UC Irvine

Objective

A subset of children with febrile status epilepticus (FSE) are at risk for development of temporal lobe epilepsy later in life. We sought a noninvasive predictive marker of those at risk that can be identified soon after FSE, within a clinically realistic timeframe.

Methods

Longitudinal T₂ -weighted magnetic resonance imaging (T₂ WI MRI) of rat pups at several time points after experimental FSE (eFSE) was performed on a high-field scanner followed by long-term continuous electroencephalography. In parallel, T₂ WI MRI scans were performed on a 3.0-T clinical scanner.
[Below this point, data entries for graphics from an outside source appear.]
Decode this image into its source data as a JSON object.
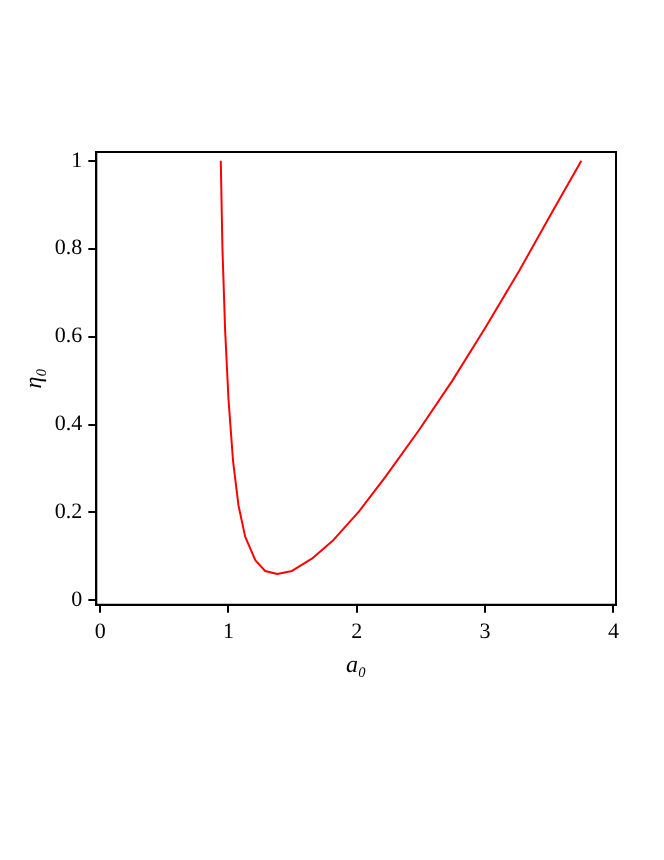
{
  "chart_data": {
    "type": "line",
    "xlabel": "a₀",
    "ylabel": "η₀",
    "xlim": [
      -0.03,
      4.02
    ],
    "ylim": [
      -0.01,
      1.02
    ],
    "xticks": [
      0,
      1,
      2,
      3,
      4
    ],
    "yticks": [
      0,
      0.2,
      0.4,
      0.6,
      0.8,
      1
    ],
    "grid": false,
    "legend": false,
    "marker": "none",
    "line_style": "solid",
    "series": [
      {
        "color": "#ff0000",
        "x": [
          0.94,
          0.953,
          0.974,
          1.0,
          1.036,
          1.078,
          1.13,
          1.21,
          1.286,
          1.38,
          1.495,
          1.65,
          1.81,
          2.016,
          2.22,
          2.484,
          2.745,
          3.005,
          3.266,
          3.526,
          3.75
        ],
        "values": [
          1.0,
          0.8,
          0.614,
          0.458,
          0.316,
          0.216,
          0.145,
          0.091,
          0.067,
          0.06,
          0.067,
          0.095,
          0.135,
          0.202,
          0.28,
          0.387,
          0.5,
          0.622,
          0.75,
          0.885,
          1.0
        ]
      }
    ]
  }
}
Finally, chronic T₂ WI MRI signal changes were examined in rats that experienced eFSE and were imaged months later in adulthood.

Results

Epilepsy-predicting T₂ changes, previously observed at 2 hours after eFSE, persisted for at least 6 hours, enabling translation to the clinic. Repeated scans, creating MRI trajectories of T₂ relaxation times following eFSE, provided improved prediction of epileptogenesis compared with a single MRI scan. Predictive signal changes centered on limbic structures, such as the basolateral and medial amygdala. T₂ WI MRI changes, originally described on high-field scanners, can also be measured on clinical MRI scanners. Chronically elevated T₂ relaxation times in hippocampus were observed months after eFSE in rats, as noted for post-FSE changes in children.

Significance

Early T₂ WI MRI changes after eFSE provide a strong predictive measure of epileptogenesis following eFSE, on both high-field and clinical MRI scanners. Importantly, the extension of the acute signal changes to at least 6 hours after the FSE enables its inclusion in clinical studies. Chronic elevations of T₂ relaxation times within the hippocampal formation and related structures are common to human and rodent FSE, suggesting that similar processes are involved across species.